2月中旬 梁山泊軍、華州を偵察する
 
宋江らは華州襲撃を計画して捕らえられた史進を救出するため、初更(19時前後)に華州の様子を偵察した。しかし、守りが堅固であったため、いったん少華山に引き返した。第59回の地の文に「二月中旬」とある。
 
 
 5月下旬 盧俊義、泰安州へと旅立つ
 
大名府の豪商盧俊義は、呉用の扮した易者に騙され、厄払いのために泰安州へと旅立つことにした。ちなみに、泰安州は金以降の地名で宋当時は泰州であった。

この個所の時系列については、実際に旅に出た当日ではなく、梁山泊に拘束された盧俊義が解放された際に解説されている。その原文は「是五月的話、不覺在梁山泊早過了兩個多月、但見、金風淅淅、玉露泠泠、又早是中秋節近」であり、旅に出たのが5月であることは確実である。

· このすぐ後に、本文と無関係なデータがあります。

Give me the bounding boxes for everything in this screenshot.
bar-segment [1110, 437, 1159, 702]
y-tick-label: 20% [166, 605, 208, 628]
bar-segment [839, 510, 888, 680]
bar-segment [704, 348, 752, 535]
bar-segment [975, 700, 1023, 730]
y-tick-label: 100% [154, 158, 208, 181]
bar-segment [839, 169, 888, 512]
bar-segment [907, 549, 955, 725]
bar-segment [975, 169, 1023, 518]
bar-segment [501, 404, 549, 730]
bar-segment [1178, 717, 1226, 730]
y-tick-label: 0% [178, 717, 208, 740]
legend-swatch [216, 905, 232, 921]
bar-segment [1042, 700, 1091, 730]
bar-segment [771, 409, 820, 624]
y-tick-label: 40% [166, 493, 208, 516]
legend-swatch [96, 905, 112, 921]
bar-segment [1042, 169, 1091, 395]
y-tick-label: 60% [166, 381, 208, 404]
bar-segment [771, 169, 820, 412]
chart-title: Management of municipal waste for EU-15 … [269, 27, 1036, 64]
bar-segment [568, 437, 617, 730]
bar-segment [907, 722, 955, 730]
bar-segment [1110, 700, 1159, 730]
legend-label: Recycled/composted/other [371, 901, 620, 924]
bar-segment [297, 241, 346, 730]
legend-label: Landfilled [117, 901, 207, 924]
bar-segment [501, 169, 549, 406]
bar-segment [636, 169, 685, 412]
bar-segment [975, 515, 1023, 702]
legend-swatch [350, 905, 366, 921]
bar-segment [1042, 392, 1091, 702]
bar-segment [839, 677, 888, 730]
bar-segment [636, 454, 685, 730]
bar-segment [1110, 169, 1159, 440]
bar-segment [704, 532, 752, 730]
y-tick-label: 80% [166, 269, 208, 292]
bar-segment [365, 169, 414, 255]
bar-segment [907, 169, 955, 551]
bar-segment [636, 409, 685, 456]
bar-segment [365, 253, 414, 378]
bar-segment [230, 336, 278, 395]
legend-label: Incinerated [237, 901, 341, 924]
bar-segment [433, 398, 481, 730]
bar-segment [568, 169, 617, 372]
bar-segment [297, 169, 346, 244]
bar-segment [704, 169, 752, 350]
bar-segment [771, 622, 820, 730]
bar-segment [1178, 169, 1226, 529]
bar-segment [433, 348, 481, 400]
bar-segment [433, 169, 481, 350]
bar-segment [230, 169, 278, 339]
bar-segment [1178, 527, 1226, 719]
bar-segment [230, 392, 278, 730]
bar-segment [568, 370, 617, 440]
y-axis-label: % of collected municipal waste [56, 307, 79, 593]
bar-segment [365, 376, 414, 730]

その後の文章については、要するに「5月から2か月ほどを経て8月15日近くになった」と書いてある。単純に考えれば5月から2か月を経ても7月にしかならず、計算が合わないため、5月下旬に盧俊義は北京を出立したものと解釈した。
 
 6月上旬 李固、北京に戻る 
 
盧俊義は梁山泊を通りかかったところで捕らえられた。彼に従って旅に出た頭管の李固は、呉用から盧俊義が梁山泊に加わったことを言い含められ、北京に戻った。

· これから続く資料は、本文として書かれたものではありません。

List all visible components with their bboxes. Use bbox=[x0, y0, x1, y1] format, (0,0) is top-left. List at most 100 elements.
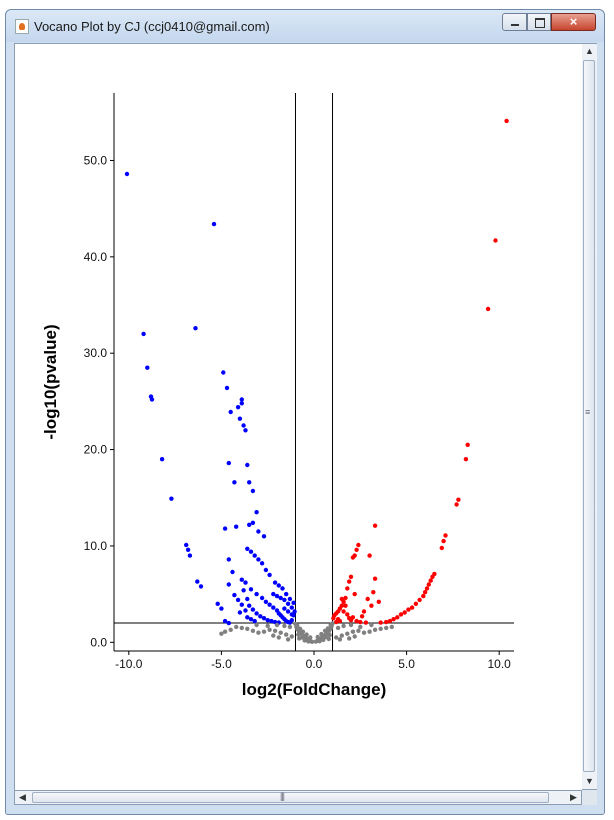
data-point bbox=[289, 634, 294, 639]
data-point bbox=[285, 609, 291, 614]
data-point bbox=[426, 582, 431, 587]
data-point bbox=[221, 370, 226, 375]
data-point bbox=[384, 625, 389, 631]
data-point bbox=[256, 557, 261, 562]
close-button[interactable]: × bbox=[551, 13, 596, 31]
x-tick-label: 10.0 bbox=[488, 657, 512, 671]
data-point bbox=[341, 609, 346, 614]
data-point bbox=[234, 524, 239, 529]
data-point bbox=[331, 616, 336, 621]
java-app-icon bbox=[15, 19, 29, 34]
data-point bbox=[428, 578, 433, 583]
data-point bbox=[323, 634, 329, 640]
data-point bbox=[228, 409, 233, 415]
data-point bbox=[258, 614, 263, 619]
data-point bbox=[443, 533, 448, 538]
data-point bbox=[395, 615, 400, 620]
data-point bbox=[276, 583, 281, 588]
data-point bbox=[239, 397, 244, 402]
data-point bbox=[354, 547, 359, 552]
title-bar[interactable]: Vocano Plot by CJ (ccj0410@gmail.com) × bbox=[6, 10, 604, 42]
data-point bbox=[343, 603, 348, 608]
data-point bbox=[215, 601, 220, 606]
data-point bbox=[287, 624, 293, 630]
data-point bbox=[441, 538, 446, 544]
data-point bbox=[299, 635, 305, 640]
data-point bbox=[321, 637, 326, 643]
data-point bbox=[334, 635, 339, 640]
data-point bbox=[271, 605, 276, 610]
data-point bbox=[376, 599, 381, 604]
data-point bbox=[430, 574, 435, 579]
data-point bbox=[232, 592, 237, 598]
maximize-button[interactable] bbox=[527, 13, 551, 31]
data-point bbox=[252, 618, 257, 624]
vertical-scrollbar[interactable]: ▲ ▼ bbox=[582, 43, 597, 790]
y-tick-label: 10.0 bbox=[84, 539, 108, 553]
data-point bbox=[369, 622, 374, 628]
data-point bbox=[243, 428, 248, 433]
data-point bbox=[409, 605, 415, 610]
data-point bbox=[308, 635, 313, 640]
data-point bbox=[367, 629, 372, 634]
data-point bbox=[271, 633, 276, 638]
data-point bbox=[195, 579, 200, 584]
data-point bbox=[272, 580, 278, 585]
y-tick-label: 0.0 bbox=[90, 635, 107, 649]
data-point bbox=[300, 629, 306, 634]
data-point bbox=[198, 584, 204, 589]
data-point bbox=[284, 632, 289, 637]
scroll-right-icon[interactable]: ▶ bbox=[570, 792, 577, 802]
data-point bbox=[454, 502, 459, 507]
data-point bbox=[439, 545, 444, 551]
data-point bbox=[352, 634, 357, 639]
horizontal-scroll-thumb[interactable] bbox=[32, 791, 549, 803]
data-point bbox=[345, 612, 350, 617]
data-point bbox=[256, 529, 261, 534]
data-point bbox=[422, 590, 428, 595]
data-point bbox=[317, 639, 322, 644]
data-point bbox=[282, 606, 287, 611]
data-point bbox=[339, 633, 344, 638]
data-point bbox=[398, 612, 404, 617]
data-point bbox=[304, 632, 309, 637]
data-point bbox=[456, 497, 461, 502]
y-tick-label: 50.0 bbox=[84, 153, 108, 167]
data-point bbox=[243, 608, 248, 613]
data-point bbox=[245, 462, 250, 468]
data-point bbox=[504, 118, 509, 124]
data-point bbox=[267, 602, 272, 607]
data-point bbox=[359, 614, 365, 619]
data-point bbox=[226, 460, 231, 466]
data-point bbox=[378, 620, 383, 625]
data-point bbox=[193, 326, 198, 331]
data-point bbox=[339, 596, 344, 602]
data-point bbox=[282, 597, 287, 603]
data-point bbox=[363, 620, 369, 625]
data-point bbox=[292, 609, 297, 614]
data-point bbox=[272, 628, 278, 633]
data-point bbox=[237, 610, 243, 615]
scroll-up-icon[interactable]: ▲ bbox=[585, 46, 594, 56]
scroll-left-icon[interactable]: ◀ bbox=[19, 792, 26, 802]
data-point bbox=[417, 597, 422, 603]
data-point bbox=[358, 619, 363, 625]
scroll-down-icon[interactable]: ▼ bbox=[585, 776, 594, 786]
data-point bbox=[348, 574, 354, 579]
vertical-scroll-thumb[interactable] bbox=[583, 60, 595, 772]
data-point bbox=[267, 627, 272, 632]
window-title: Vocano Plot by CJ (ccj0410@gmail.com) bbox=[34, 19, 270, 34]
horizontal-scrollbar[interactable]: ◀ ▶ bbox=[14, 790, 582, 805]
plot-area: 0.0 10.0 20.0 30.0 40.0 50.0 -10.0 -5.0 0.0 5.0 10… bbox=[84, 93, 514, 671]
data-point bbox=[261, 629, 267, 634]
data-point bbox=[222, 618, 228, 624]
minimize-button[interactable] bbox=[502, 13, 527, 31]
data-point bbox=[269, 618, 274, 624]
data-point bbox=[254, 611, 259, 616]
data-point bbox=[219, 631, 224, 636]
data-point bbox=[159, 457, 165, 462]
data-point bbox=[280, 586, 285, 591]
data-point bbox=[222, 629, 228, 634]
data-point bbox=[263, 567, 269, 573]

これは呉用の嘘であったが、それを信じた李固は、盧俊義を告発するとともに密通していた彼の妻の賈氏を娶り、異議を唱えた燕青を追放した。第62回、大名府に戻った盧俊義が燕青と再会した際、燕青が「自從主人去後、不過半月」と言っている。盧俊義が旅立った5月下旬から半月弱後ということであるため、6月上旬の出来事であると考えられる。
 
 8月中旬 盧俊義、宋江に帰宅を願い出る
 
盧俊義は梁山泊を通りかかった際に捕らえられ、拘束状態にあったが、2か月を経て宋江に帰宅を懇願し、ようやく認められた。第62回の地の文に「中秋節近」とある。「中秋」は8月15日であるため、その「近」となれば8月中旬ということになる。
 
 8月下旬 盧俊義、大名府に戻る
 
盧俊義は「中秋節近」の「次日」に梁山泊を出た。その後、「行了旬日」して大名府の近郊に着いたが、、すでに日が暮れていて城内に入ることができなかったため、近くの宿屋で一夜を明かした。いずれも第62回の描写である。「旬日」は10日のことであり、8月中旬から10日後であれば8月下旬であると考えられる。
 
 
 9月下旬 盧俊義、沙門島に流刑となる
  
大名府の自宅に戻った盧俊義は、李固の告発によって逮捕された。李固は彼を処刑するために賄賂をばらまく一方、梁山泊は柴進を遣わして助命工作を行った。その結果、梁世傑は妥協案として盧俊義を沙門島への流刑に処した。

李固は護送役の役人を買収して盧俊義の殺害を依頼したが、彼らは燕青によって殺され、盧俊義の身柄も奪還された。第62回の地の文に「晚秋」とある。旧暦の秋の末ということであるため、9月下旬であると考えられる。